Quick Grammar Facts: Definite Articles

To use a definite article is to say to your audience: “I know what I’m talking about and I think you know what I’m talking about, too.” Your audience can correct you and say, “Nope, no clue. I can’t identify what you’re talking about.” But if they don’t, you as a speaker feel comfortable proceeding with whatever you’re going to say.

So in John 1:18: where the author writes: ἡ χάρις καί ἡ ἀλήθεια διὰ Ἰησοῦ Χριστοῦ ἐγένετο, he’s expressing confidences that his audience knows what he’s talking about with χάρις and ἀλήθεια. Now, yes, in Greek abstract nouns have a tendency to be articular. That is certainly true, but that ignores another pattern in the language: if you want to talk about something in particular, you introduce it first, without the article, to establish it in the minds of your audience and then after that, you can proceed to talk about it with the article.

And lo and behold in John 1:14, the author has already done precisely that:

  1. Καὶ ὁ λόγος σὰρξ ἐγένετο καὶ ἐσκήνωσεν ἐν ἡμῖν, καὶ ἐθεασάμεθα τὴν δόξαν αὐτοῦ, δόξαν ὡς μονογενοῦς παρὰ πατρός, πλήρης χάριτος καὶ ἀληθείας.

In the first reference to χάριτος and ἀληθείας, John couldn’t count on his audience being able to identify them and their relation to Jesus, so no definite article.
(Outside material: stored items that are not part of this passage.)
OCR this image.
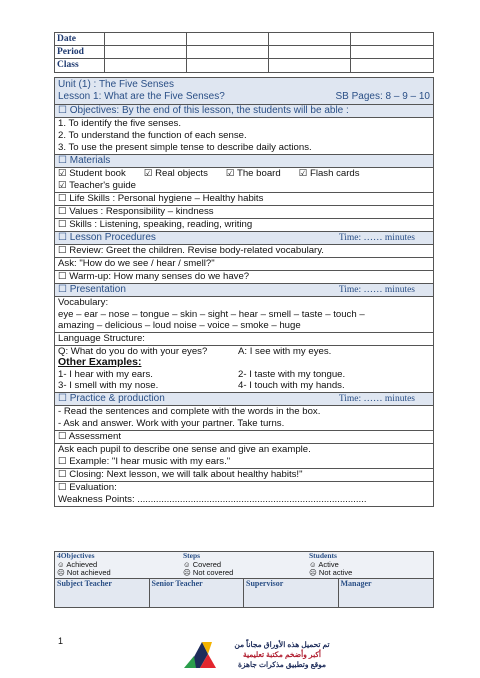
Date
Period
Class
Unit (1) : The Five Senses
Lesson 1: What are the Five Senses?	SB Pages: 8 – 9 – 10
☐ Objectives: By the end of this lesson, the students will be able :
1. To identify the five senses.
2. To understand the function of each sense.
3. To use the present simple tense to describe daily actions.
☐ Materials
☑ Student book ☑ Real objects ☑ The board ☑ Flash cards
☑ Teacher's guide
☐ Life Skills : Personal hygiene – Healthy habits
☐ Values : Responsibility – kindness
☐ Skills : Listening, speaking, reading, writing
☐ Lesson Procedures	Time: …… minutes
☐ Review: Greet the children. Revise body-related vocabulary.
Ask: "How do we see / hear / smell?"
☐ Warm-up: How many senses do we have?
☐ Presentation	Time: …… minutes
Vocabulary:
eye – ear – nose – tongue – skin – sight – hear – smell – taste – touch –
amazing – delicious – loud noise – voice – smoke – huge
Language Structure:
Q: What do you do with your eyes?	A: I see with my eyes.
Other Examples:
1- I hear with my ears.	2- I taste with my tongue.
3- I smell with my nose.	4- I touch with my hands.
☐ Practice & production	Time: …… minutes
- Read the sentences and complete with the words in the box.
- Ask and answer. Work with your partner. Take turns.
☐ Assessment
Ask each pupil to describe one sense and give an example.
☐ Example: "I hear music with my ears."
☐ Closing: Next lesson, we will talk about healthy habits!"
☐ Evaluation:
Weakness Points: ......................................................................................
4Objectives	Steps	Students
☺ Achieved	☺ Covered	☺ Active
☹ Not achieved	☹ Not covered	☹ Not active
Subject Teacher	Senior Teacher	Supervisor	Manager
1	تم تحميل هذه الأوراق مجاناً من
أكبر وأضخم مكتبة تعليمية
موقع وتطبيق مذكرات جاهزة
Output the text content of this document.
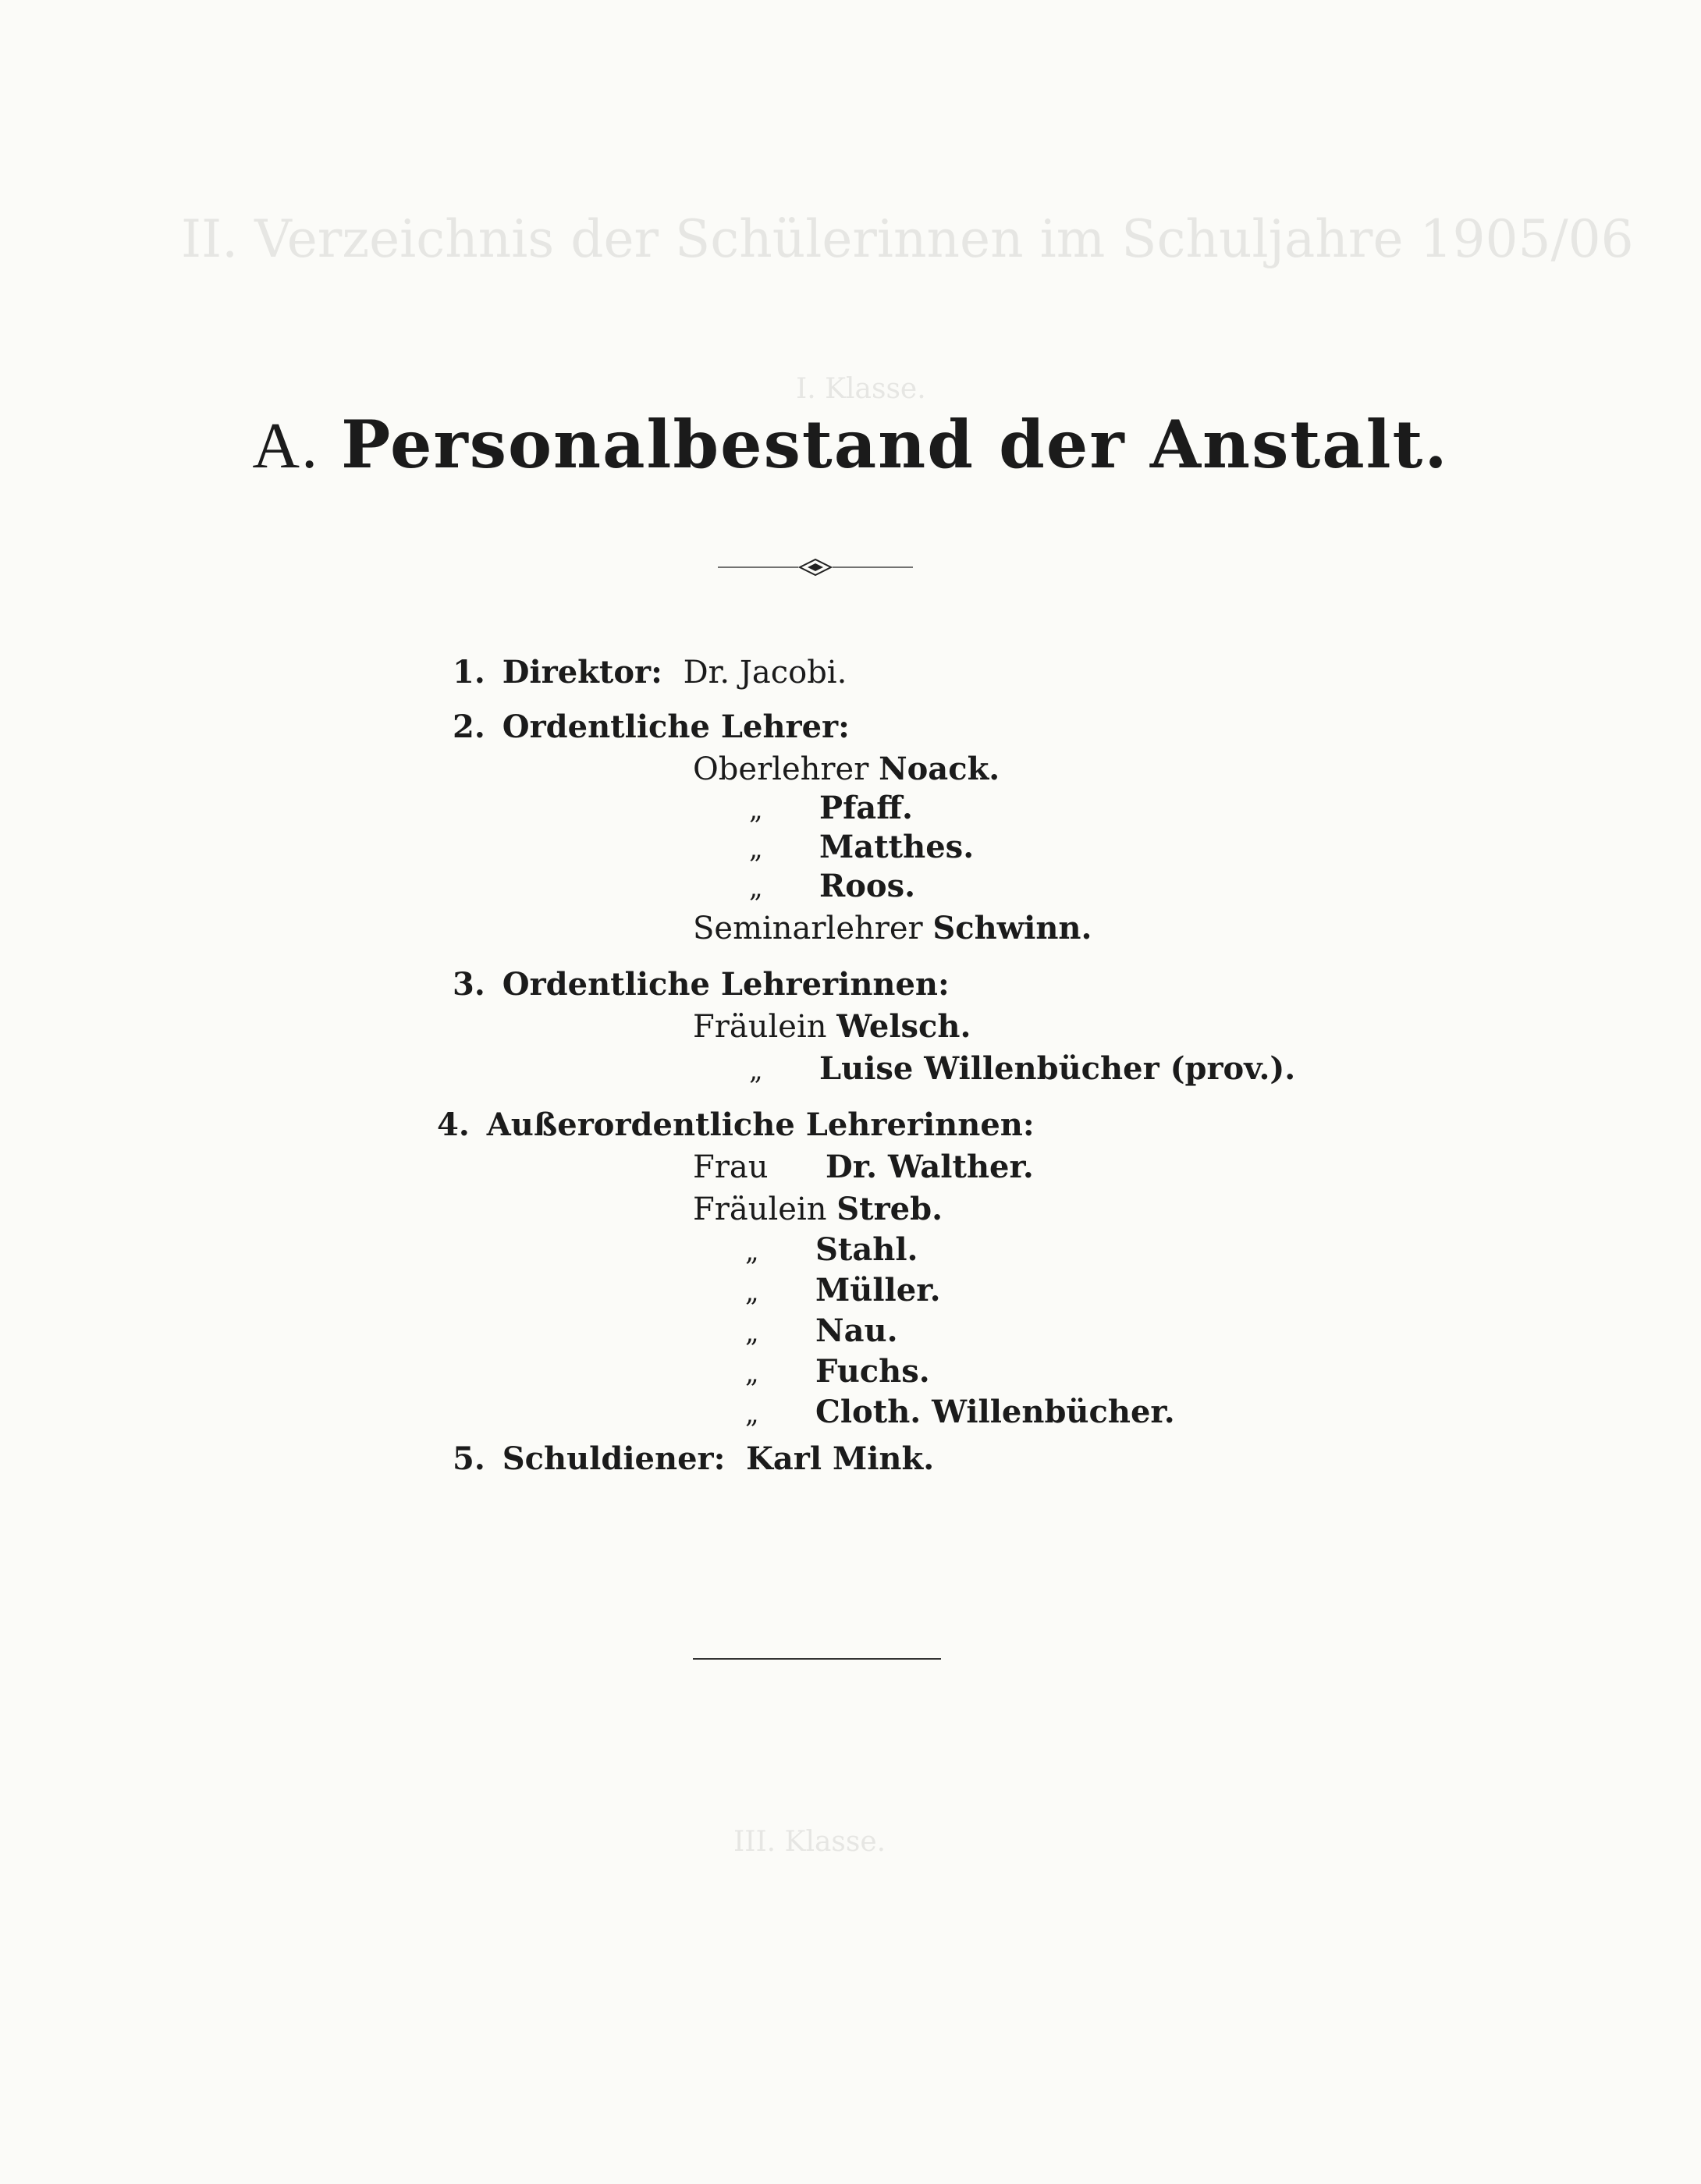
II. Verzeichnis der Schülerinnen im Schuljahre 1905/06
I. Klasse.
III. Klasse.
A. Personalbestand der Anstalt.
1. Direktor: Dr. Jacobi.
2. Ordentliche Lehrer:
Oberlehrer Noack.
„ Pfaff.
„ Matthes.
„ Roos.
Seminarlehrer Schwinn.
3. Ordentliche Lehrerinnen:
Fräulein Welsch.
„ Luise Willenbücher (prov.).
4. Außerordentliche Lehrerinnen:
Frau Dr. Walther.
Fräulein Streb.
„ Stahl.
„ Müller.
„ Nau.
„ Fuchs.
„ Cloth. Willenbücher.
5. Schuldiener: Karl Mink.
But once introduced, he can then proceed on the assumption of shared knowledge with his audience and thus χάριτος and ἀληθείας each get the article in verse 16.

Take a look for yourself. Find a noun with an article and see if you can trace back to where the idea, person, or thing it refers to was first introduced. It probably won’t have an article at that point. There are other principles that often guide usage, but this one is probably the most basic and pervasive.